24 Jul 6 Common Medical Billing Mistakes
There are many medical billing mistakes that lead to claim denials. For some offices, a duplicate bill occurs from human error. These duplicates may also result from resubmitting a claim rather than a follow-up or canceling a procedure but not deleting it from the patient account. Additionally, tests are ordered but the patient leaves before they are done. Sometimes the biller does not know that this has occurred and processes the claim as if the test was done.
1. Duplicate Claims
The medical claims processing system should have criteria to evaluate all claims received for the incidence of duplication. These claims are placed into two categories: suspected duplicate and exact duplicate. Some claims can only appear as duplicates because of the nature of the services. However, proper coding of the service with the correct disorder/condition codes and/or modifiers will determine the claim as a separate payable service rather than a duplicate. Claims that are exact duplicates will contain:
- Provider number
- HIC number
- From date of service
- Through date of service
- Type of service
- Procedure code
- Place of service
- Billed amount
Up-coding means that there is a higher-paying code intentionally used on a claim to receive a higher reimbursement, or billing a covered Medicare service instead of a non-covered one. With up-coding, a provider uses CPT codes to bill the health insurance payer, whether it be Medicare, Medicaid, or a private payer. This billing is done for provision of a higher-paying service than the one actually done. Up-coding is illegal and considered fraudulent practice.
Unbundling, on the other hand, is when bills are submitted in piecemeal for the purpose of receipt of maximum reimbursement for procedures, tests, or other things required to be billed at one time together. Also known as fragmentation, unbundling is a way some providers increase profits. The medical biller will “unbundle” the procedures and/or tests and bill separately for each element of the grouping. This separation of components results in special reimbursement rates, which is not acceptable or legal.

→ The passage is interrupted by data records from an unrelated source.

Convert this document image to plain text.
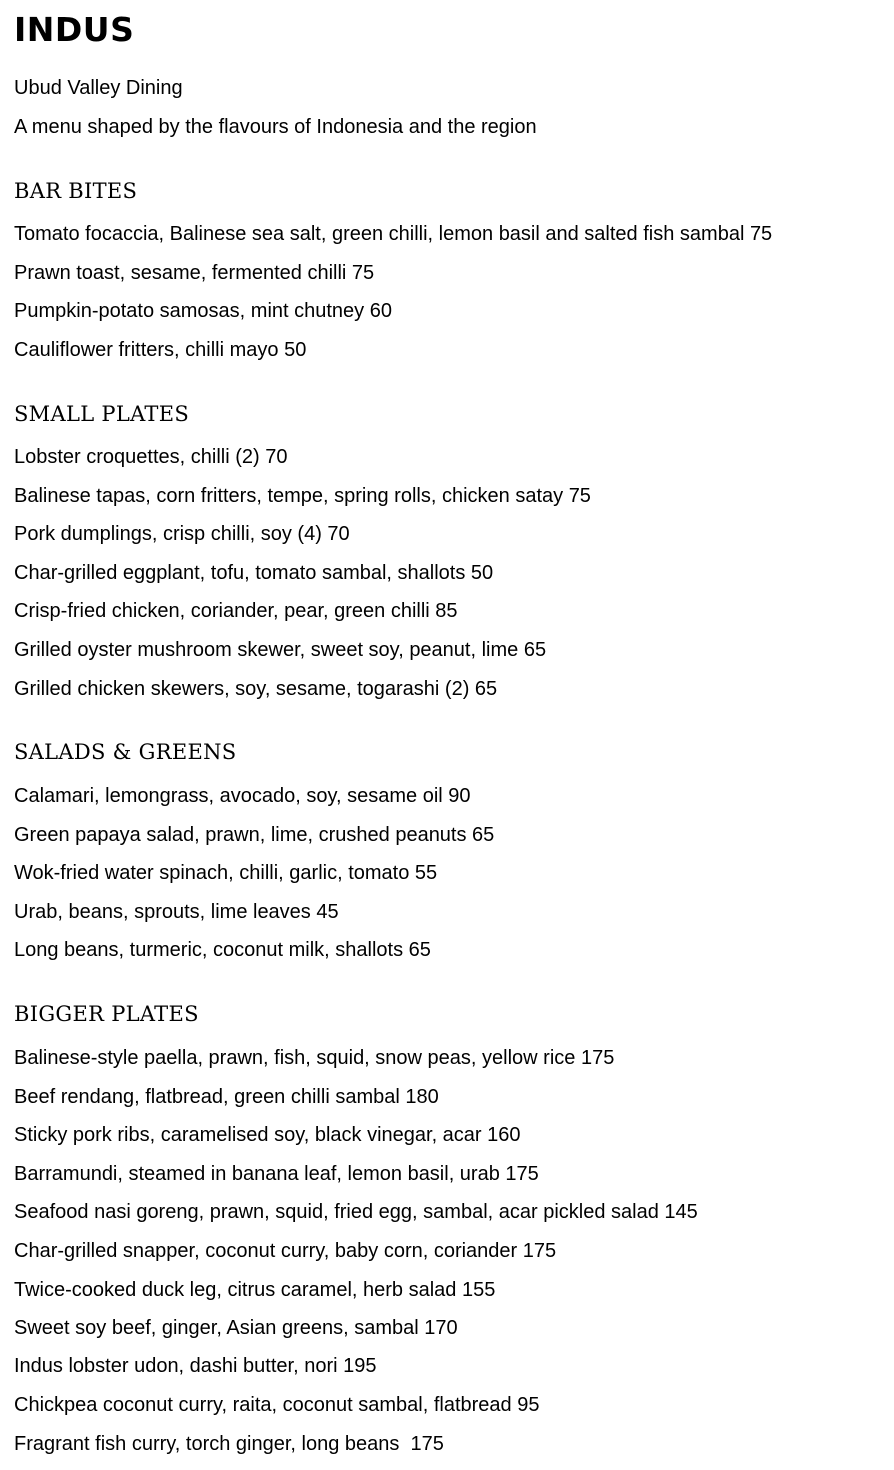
INDUS

Ubud Valley Dining

A menu shaped by the flavours of Indonesia and the region

BAR BITES

Tomato focaccia, Balinese sea salt, green chilli, lemon basil and salted fish sambal 75

Prawn toast, sesame, fermented chilli 75

Pumpkin-potato samosas, mint chutney 60

Cauliflower fritters, chilli mayo 50

SMALL PLATES

Lobster croquettes, chilli (2) 70

Balinese tapas, corn fritters, tempe, spring rolls, chicken satay 75

Pork dumplings, crisp chilli, soy (4) 70

Char-grilled eggplant, tofu, tomato sambal, shallots 50

Crisp-fried chicken, coriander, pear, green chilli 85

Grilled oyster mushroom skewer, sweet soy, peanut, lime 65

Grilled chicken skewers, soy, sesame, togarashi (2) 65

SALADS & GREENS

Calamari, lemongrass, avocado, soy, sesame oil 90

Green papaya salad, prawn, lime, crushed peanuts 65

Wok-fried water spinach, chilli, garlic, tomato 55

Urab, beans, sprouts, lime leaves 45

Long beans, turmeric, coconut milk, shallots 65

BIGGER PLATES

Balinese-style paella, prawn, fish, squid, snow peas, yellow rice 175

Beef rendang, flatbread, green chilli sambal 180

Sticky pork ribs, caramelised soy, black vinegar, acar 160

Barramundi, steamed in banana leaf, lemon basil, urab 175

Seafood nasi goreng, prawn, squid, fried egg, sambal, acar pickled salad 145

Char-grilled snapper, coconut curry, baby corn, coriander 175

Twice-cooked duck leg, citrus caramel, herb salad 155

Sweet soy beef, ginger, Asian greens, sambal 170

Indus lobster udon, dashi butter, nori 195

Chickpea coconut curry, raita, coconut sambal, flatbread 95

Fragrant fish curry, torch ginger, long beans  175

Medicare reimburses certain surgeries based on a package of care, which is called a global surgical package. Any unbundling for additional payments is not acceptable. Therefore, medical billers should understand the usage of modifiers for improper coding. Surgery codes are found in the Centers for Medicare and Medicaid Services (CMS) Physician Fee Schedule Database (MPFSDB) with 0, 10, or 90 global days.
4. Medical Necessity
When further documentation is requested for supporting medical necessity, a payer may ask for medical records to adjudicate a claim. This includes the patient’s history and physical reports, consultation reports, discharge summaries, operative reports, and/or radiology reports. Medical necessity is recognized by both Medicare and private payers as a deciding factor for claims processing and payment. While each payer often has its own definition, the outcome is the same. The most efficient way to adhere to medical necessity is to consider each component of the history and physical as a separate procedure done only when there is a specific medical reason for this. The main thing to remember is that the documentation must support the level of service.
5. Prior Authorization and Referrals
The section 1862(a)(1)(A) of the Social Security Act specifies that Medicare will not reimburse for services that “are not reasonable and necessary for the diagnosis or treatment of illness or injury or to improve the functioning of a malformed body member.” Therefore, a prior authorization and/or referral is required. Also, some payers request authorization from another physician before certain services or tests/procedures are performed.
The medical biller should understand the difference between a referral and a prior authorization. The primary care physician sends the patient to a specialist or another provider for the purpose of testing and treatment. Therefore, a referral must be issued. Obtaining prior authorization is only a guarantee of payment when it is supported by medical necessity, filed within the time specifications, and filed by the provider who made the referral.
6. Services not Covered or Terminated Coverage
Insurance information is subject to change, so the medical billers must verify eligibility when services are provided. It is crucial to verify that coverage has not been terminated, that services to be provided will be covered under the current plan, and that maximum benefits have not been surpassed, for things such as behavioral health and therapy. Understanding the patient’s insurance plan will allow the provider to offer services that will not result in denied payments. Also, when providing special services, be sure to use proper modifiers.